Monday, June 9, 2014

The Battles of Motherhood

I've written a few stories about my relationship with Dad and felt mother should get some equal billing credit. Hope you enjoy!


I was my mother’s Pearl Harbor baby, which may be why much of our early relationship was battle-driven. On December 7, 1941 –that “date which will live in infamy“ I burst forth on the world - just as the news of Pearl Harbor was reaching my mother’s delivery room.  The first words my thirty-eight-year-old mother heard - after my first howl and her Ether wore off were -“We’re in it now.”  She soon discovered that those words were a prelude to the U.S. entering World War II and the howl was just an overture to the tumultuous relationship she would have with her only daughter. 

I can still see her large brown eyes watching me in stunned horror and saying things like, “If I had you first we never would have had your brother,” or “If you didn’t look so much like your father’s side of the family I would have thought there was a mix-up at the hospital.” When I relay these comments to others they assume I had an abusive mother. That was not the case. She was appalled by my impulsivity and baffled by inability to follow what she called “proper” procedure. She battled to keep me under control with a measure of grace and decorum but it was a losing battle.

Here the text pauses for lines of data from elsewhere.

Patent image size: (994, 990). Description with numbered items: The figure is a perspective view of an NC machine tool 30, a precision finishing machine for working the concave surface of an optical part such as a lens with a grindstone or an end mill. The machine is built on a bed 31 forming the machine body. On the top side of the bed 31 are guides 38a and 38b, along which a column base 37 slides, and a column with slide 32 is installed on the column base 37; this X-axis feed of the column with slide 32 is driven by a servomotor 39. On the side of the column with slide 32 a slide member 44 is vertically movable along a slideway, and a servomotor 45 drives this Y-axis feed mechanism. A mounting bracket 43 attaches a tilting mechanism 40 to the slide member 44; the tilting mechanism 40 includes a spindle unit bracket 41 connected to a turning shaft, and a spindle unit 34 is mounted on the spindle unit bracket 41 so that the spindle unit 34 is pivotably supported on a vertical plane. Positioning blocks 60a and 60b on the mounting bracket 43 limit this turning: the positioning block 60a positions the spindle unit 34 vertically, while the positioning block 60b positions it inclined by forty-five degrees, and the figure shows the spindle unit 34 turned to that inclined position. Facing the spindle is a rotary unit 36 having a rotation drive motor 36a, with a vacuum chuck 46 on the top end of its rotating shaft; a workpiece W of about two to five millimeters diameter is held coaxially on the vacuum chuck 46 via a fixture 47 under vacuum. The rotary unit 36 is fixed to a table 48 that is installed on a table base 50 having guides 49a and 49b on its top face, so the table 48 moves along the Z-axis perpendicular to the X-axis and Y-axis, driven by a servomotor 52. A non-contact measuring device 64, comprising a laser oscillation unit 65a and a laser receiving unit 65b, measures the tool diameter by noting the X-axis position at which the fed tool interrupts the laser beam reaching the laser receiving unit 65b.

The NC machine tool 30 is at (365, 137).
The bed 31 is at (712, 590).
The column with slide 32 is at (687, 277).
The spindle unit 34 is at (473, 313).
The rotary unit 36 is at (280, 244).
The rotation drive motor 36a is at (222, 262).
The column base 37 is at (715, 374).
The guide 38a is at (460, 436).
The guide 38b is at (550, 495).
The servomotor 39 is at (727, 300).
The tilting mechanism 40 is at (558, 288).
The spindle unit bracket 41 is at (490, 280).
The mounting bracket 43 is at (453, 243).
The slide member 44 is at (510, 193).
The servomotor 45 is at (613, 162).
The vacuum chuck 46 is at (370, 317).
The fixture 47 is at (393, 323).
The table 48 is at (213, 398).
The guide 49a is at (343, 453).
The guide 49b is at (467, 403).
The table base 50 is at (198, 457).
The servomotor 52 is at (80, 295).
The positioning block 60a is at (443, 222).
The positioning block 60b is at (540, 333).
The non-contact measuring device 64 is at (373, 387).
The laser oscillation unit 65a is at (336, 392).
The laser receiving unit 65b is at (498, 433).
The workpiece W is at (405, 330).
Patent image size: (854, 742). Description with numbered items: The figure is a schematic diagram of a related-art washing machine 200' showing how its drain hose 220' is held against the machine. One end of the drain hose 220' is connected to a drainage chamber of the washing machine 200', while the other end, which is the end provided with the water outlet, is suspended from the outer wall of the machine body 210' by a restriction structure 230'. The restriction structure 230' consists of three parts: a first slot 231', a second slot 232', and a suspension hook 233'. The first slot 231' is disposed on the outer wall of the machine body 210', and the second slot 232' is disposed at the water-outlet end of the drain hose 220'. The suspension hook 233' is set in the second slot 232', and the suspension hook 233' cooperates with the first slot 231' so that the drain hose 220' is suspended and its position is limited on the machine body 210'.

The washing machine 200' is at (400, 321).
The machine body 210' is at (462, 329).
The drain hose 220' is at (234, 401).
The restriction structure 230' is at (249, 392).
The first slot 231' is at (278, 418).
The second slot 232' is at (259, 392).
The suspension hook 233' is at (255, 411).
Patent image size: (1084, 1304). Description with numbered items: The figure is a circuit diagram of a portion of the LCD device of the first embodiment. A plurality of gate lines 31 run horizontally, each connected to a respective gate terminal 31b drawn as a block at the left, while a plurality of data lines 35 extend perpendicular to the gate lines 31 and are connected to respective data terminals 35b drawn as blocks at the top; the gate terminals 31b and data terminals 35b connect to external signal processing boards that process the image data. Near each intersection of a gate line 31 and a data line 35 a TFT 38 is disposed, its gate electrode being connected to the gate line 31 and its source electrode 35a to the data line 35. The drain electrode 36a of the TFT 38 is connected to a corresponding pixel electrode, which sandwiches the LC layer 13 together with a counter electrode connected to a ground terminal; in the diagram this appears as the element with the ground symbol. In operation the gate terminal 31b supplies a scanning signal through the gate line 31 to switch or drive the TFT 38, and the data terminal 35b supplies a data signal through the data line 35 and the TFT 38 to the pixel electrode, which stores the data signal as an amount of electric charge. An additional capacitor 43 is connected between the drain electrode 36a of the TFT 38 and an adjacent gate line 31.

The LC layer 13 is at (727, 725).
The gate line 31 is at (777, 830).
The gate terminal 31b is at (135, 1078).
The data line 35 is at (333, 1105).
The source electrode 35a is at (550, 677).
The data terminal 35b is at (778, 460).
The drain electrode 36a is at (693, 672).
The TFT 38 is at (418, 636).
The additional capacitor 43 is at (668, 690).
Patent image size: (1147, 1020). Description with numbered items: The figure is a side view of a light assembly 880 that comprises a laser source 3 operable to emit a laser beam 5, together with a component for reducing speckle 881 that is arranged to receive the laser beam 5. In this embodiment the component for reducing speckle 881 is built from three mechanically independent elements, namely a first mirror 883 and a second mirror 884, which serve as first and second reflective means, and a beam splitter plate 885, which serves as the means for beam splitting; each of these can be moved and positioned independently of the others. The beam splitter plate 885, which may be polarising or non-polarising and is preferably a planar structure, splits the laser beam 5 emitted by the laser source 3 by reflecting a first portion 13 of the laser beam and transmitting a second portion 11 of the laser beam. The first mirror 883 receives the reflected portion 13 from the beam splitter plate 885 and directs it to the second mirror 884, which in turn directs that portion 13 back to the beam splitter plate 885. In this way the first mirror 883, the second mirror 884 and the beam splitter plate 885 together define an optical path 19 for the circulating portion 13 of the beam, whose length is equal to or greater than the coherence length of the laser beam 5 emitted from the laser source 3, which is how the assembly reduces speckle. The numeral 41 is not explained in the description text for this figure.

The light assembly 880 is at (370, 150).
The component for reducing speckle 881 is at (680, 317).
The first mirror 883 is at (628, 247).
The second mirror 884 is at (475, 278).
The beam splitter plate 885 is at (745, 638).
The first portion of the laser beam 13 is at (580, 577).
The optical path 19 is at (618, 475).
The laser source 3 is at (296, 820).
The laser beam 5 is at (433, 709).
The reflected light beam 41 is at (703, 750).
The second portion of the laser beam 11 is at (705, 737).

Her first warning that I was not going to be an easy child was on our first shopping trip. This two-year-old explorer wandered off, something my obedient older brother never did. I was in “Ladies Shoes” entertaining the clerks with my Shirley Temple imitation. Mom hauled me into the baby department and bought a blue harness to guarantee safe shopping. At home I was hooked to a clothesline (like a dog run) so I could play safely in our backyard.  This lasted until a neighbor phoned to ask, “Why is Carol running around the backyard nude? 

By age seven my cuteness was gone. Mom looked at her long-legged, skinny, awkward child and enrolled me in ballet, tap and acrobatics. She was careful to seek out teachers that did not believe in recitals. She refused to face the embarrassment of smiling at the false accolades; “Carol is sooo exceptional.” 

My 5’2” bun headed, grey haired, determined mother spent seven agonizing years watching those dance classes, notebook in hand, writing down every step so she could drill me as I laboriously practiced in our linoleum lined 50’s kitchen. Dad would walk by applauding enthusiastically at every off balanced torjété, knobby kneed plié. Mom would look at him and shake her head as she continued reading: Left hop, right shuffle, step R, flap, ball change. Years later she confided that she would have given up if I was the worst one in the class. Since I was only the second worse, we kept going.

In eighth grade Mom let me get a bra. No falsies like the other girls were wearing. I also got my period, which meant I was mature enough to ask the male druggist for my own “sanitary napkins.” They were kept, along with the condoms, behind the counter. I waited until no other customers were around, and without making eye contact mumbled, “I need a box of Kotex.” I plunked the money onto the counter, grabbed the item and ran out the door into Mom’s waiting car. I hurled the bag to the floor and told her, “You know that It’s embarrassing to ask a man for Kotex, next time you’ll have to get it.”

A deep voice replied, “Young Lady, you’re in the wrong car.”